To call this a lazy weekend for me would be a massive understatement. I have done little or nothing the entire time and it feels bloody marvelous.
Yes, yes, I know. It's a long weekend (July 9 is Nunavut Day) and I should be out doing....something. Anything. But honestly, doing what I'm doing right now (that being nothing) is what I want. It feels brilliant.
As most probably know, Cathy is now home. In fact, she left last Monday. And I do miss her. Lots. But we've done this before. We went 10 months with only 10 days at Christmas and a week at Easter as the only time we saw each other during that time. Now that sucked. It was brutally hard and if we never going through anything that stressful again for the duration of our relationship, I would be quite happy.
So really, the 24 days we're apart...it's nothing.
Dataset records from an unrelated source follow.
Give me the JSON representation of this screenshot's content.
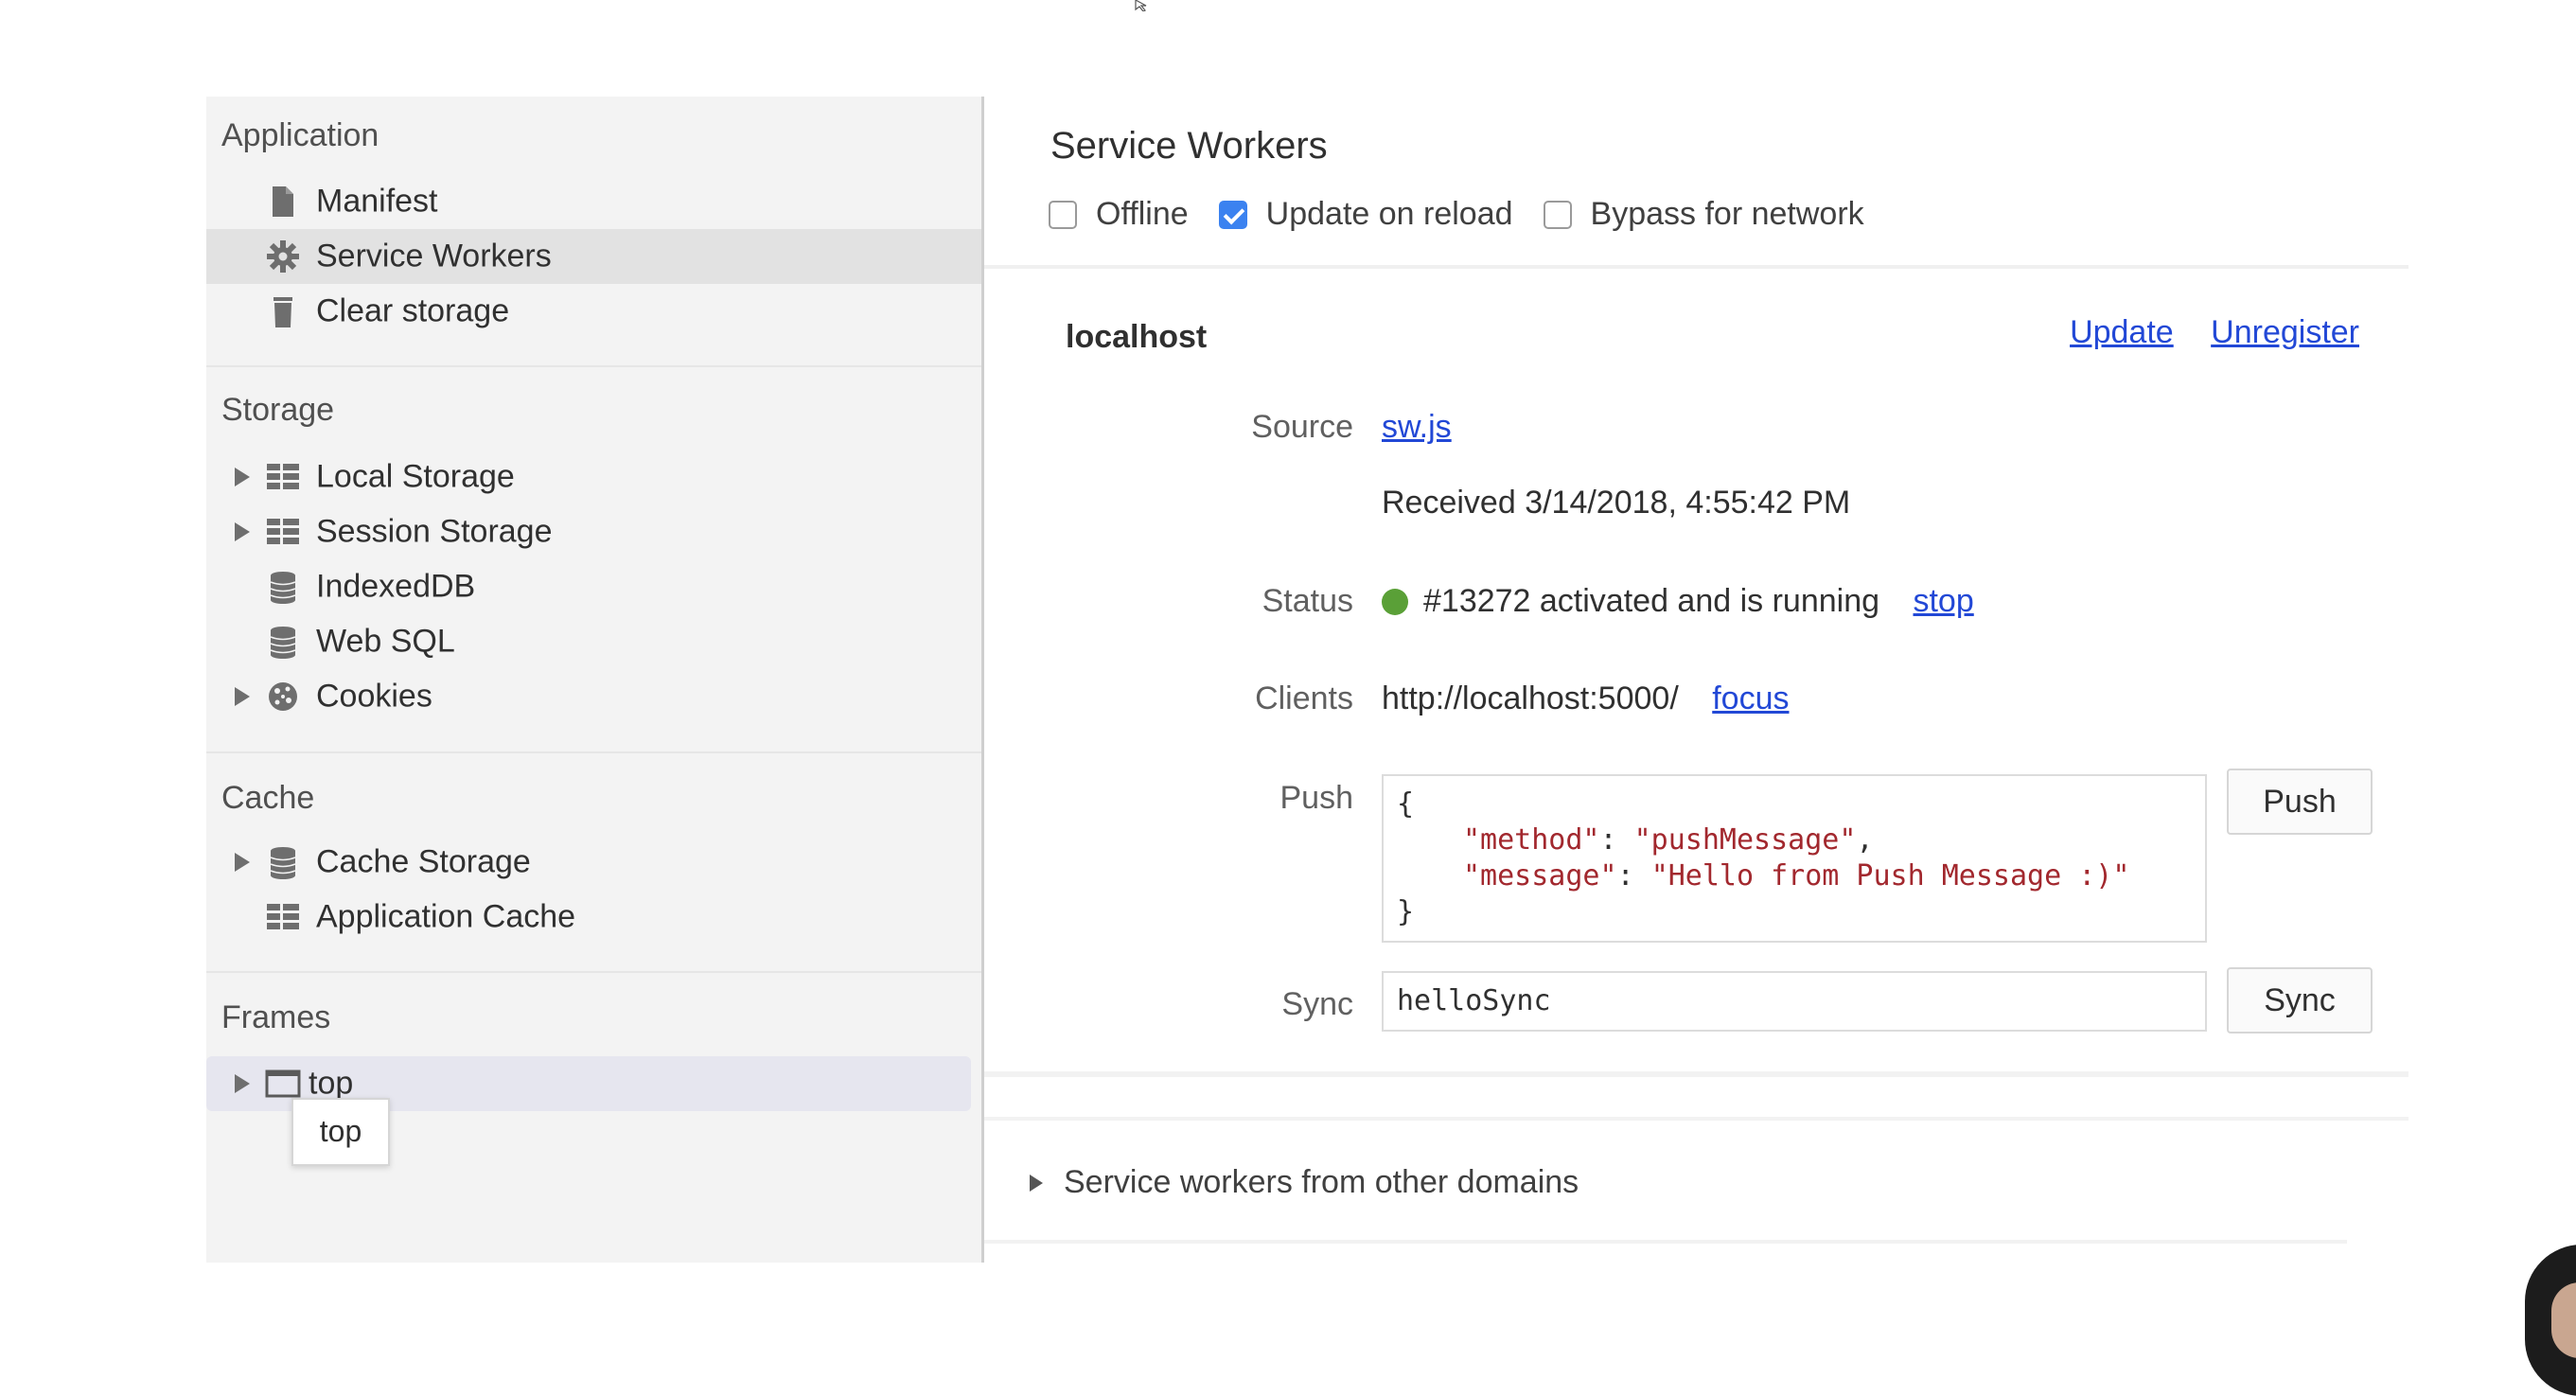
{
  "sidebar": {
    "application": {
      "title": "Application",
      "items": [
        {
          "label": "Manifest",
          "icon": "file-icon"
        },
        {
          "label": "Service Workers",
          "icon": "gear-icon",
          "selected": true
        },
        {
          "label": "Clear storage",
          "icon": "trash-icon"
        }
      ]
    },
    "storage": {
      "title": "Storage",
      "items": [
        {
          "label": "Local Storage",
          "icon": "grid-icon",
          "expandable": true
        },
        {
          "label": "Session Storage",
          "icon": "grid-icon",
          "expandable": true
        },
        {
          "label": "IndexedDB",
          "icon": "database-icon"
        },
        {
          "label": "Web SQL",
          "icon": "database-icon"
        },
        {
          "label": "Cookies",
          "icon": "cookie-icon",
          "expandable": true
        }
      ]
    },
    "cache": {
      "title": "Cache",
      "items": [
        {
          "label": "Cache Storage",
          "icon": "database-icon",
          "expandable": true
        },
        {
          "label": "Application Cache",
          "icon": "grid-icon"
        }
      ]
    },
    "frames": {
      "title": "Frames",
      "items": [
        {
          "label": "top",
          "icon": "frame-icon",
          "expandable": true
        }
      ],
      "tooltip": "top"
    }
  },
  "main": {
    "title": "Service Workers",
    "options": [
      {
        "label": "Offline",
        "checked": false
      },
      {
        "label": "Update on reload",
        "checked": true
      },
      {
        "label": "Bypass for network",
        "checked": false
      }
    ],
    "worker": {
      "origin": "localhost",
      "update_link": "Update",
      "unregister_link": "Unregister",
      "source_label": "Source",
      "source_file": "sw.js",
      "received": "Received 3/14/2018, 4:55:42 PM",
      "status_label": "Status",
      "status_text": "#13272 activated and is running",
      "status_color": "#5aa037",
      "stop_link": "stop",
      "clients_label": "Clients",
      "client_url": "http://localhost:5000/",
      "focus_link": "focus",
      "push_label": "Push",
      "push_open": "{",
      "push_line1_key": "\"method\"",
      "push_line1_val": "\"pushMessage\"",
      "push_line2_key": "\"message\"",
      "push_line2_val": "\"Hello from Push Message :)\"",
      "push_close": "}",
      "push_button": "Push",
      "sync_label": "Sync",
      "sync_value": "helloSync",
      "sync_button": "Sync"
    },
    "other_domains": "Service workers from other domains"
  },
  "colors": {
    "link": "#2248d6",
    "checkbox_checked": "#3b82f0",
    "json_string": "#a2282e"
  }
}
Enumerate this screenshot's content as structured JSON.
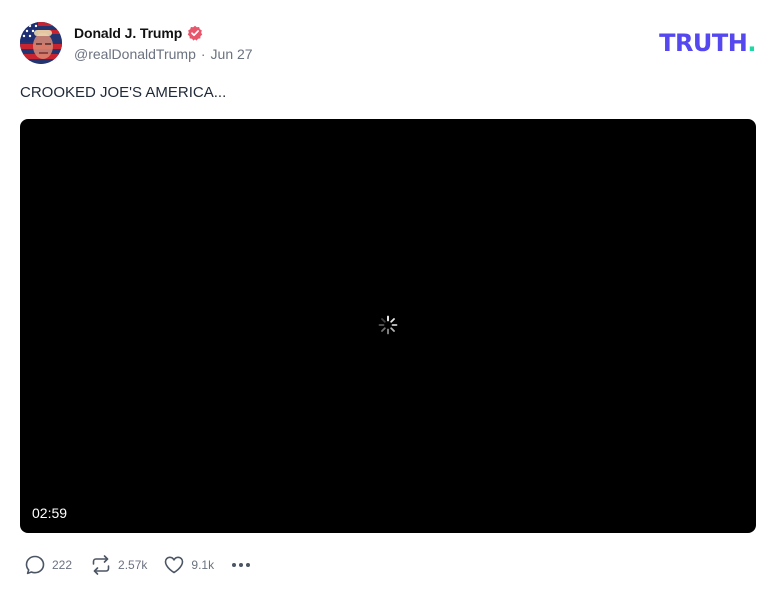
{
  "post": {
    "display_name": "Donald J. Trump",
    "handle": "@realDonaldTrump",
    "separator": "·",
    "date": "Jun 27",
    "text": "CROOKED JOE'S AMERICA...",
    "avatar_icon": "flag-portrait-avatar",
    "verified_icon": "verified-badge-icon",
    "verified_color": "#e8566b"
  },
  "brand": {
    "logo_text": "TRUTH",
    "logo_dot": ".",
    "logo_color": "#5448ee",
    "dot_color": "#1fd8a6"
  },
  "video": {
    "duration": "02:59",
    "state_icon": "loading-spinner-icon"
  },
  "actions": {
    "replies": "222",
    "retruths": "2.57k",
    "likes": "9.1k",
    "reply_icon": "reply-icon",
    "retruth_icon": "retruth-icon",
    "like_icon": "heart-icon",
    "more_icon": "more-dots-icon"
  }
}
It's a little breather, for a lack of a better word. And hey, she gets the better end of it this time. Last time I got to stay home and she had to go to Rankin Inlet. This time, she gets to roam around St. John's (albeit without a car) and I have to stay up North. It's a fair cop...
I know she's worried about me, and it's sweet. But really, I have the apartment all to myself for the next three weeks. It's the first time I've had an apartment or house all to myself for a prolonged period in a very long time. As I've said before, I'm a fairly private person. It's all part of being the damaged goods/only child thing, I guess. But I do like time alone. It took awhile to get used to the fact that when I got an amazing, lovely, wonderful woman, the amount of privacy and alone time that I was accustom to was going to have to go.
And I don't mind. It's much better for me in the long run. But to have the place to myself for three weeks is a very nice break. It meant all I've done this weekend is play Civilizations IV, watch sports, watch movies that Cathy hates (so far Monty Python and the Holy Grain, Monty Python Live at the Hollywood Bowl, Gettysburg and Fight Club. Next up, rewatching all of my Babylon 5's) and putter around on the computer.
I've been too lazy to even blog. Although I've got to stop that before I get out of the habit of blogging. I've worked hard at trying to blog every day and I don't want to let that slide too much.
So yes, lazing around the apartment all weekend doing nothing of importance might sound terribly boring to most of you, but to me, it's a little piece of heaven.
Still, I'll be glad for the 28th when I see Cathy again. I imagine the pleasure of having the apartment to myself will have worn off by then.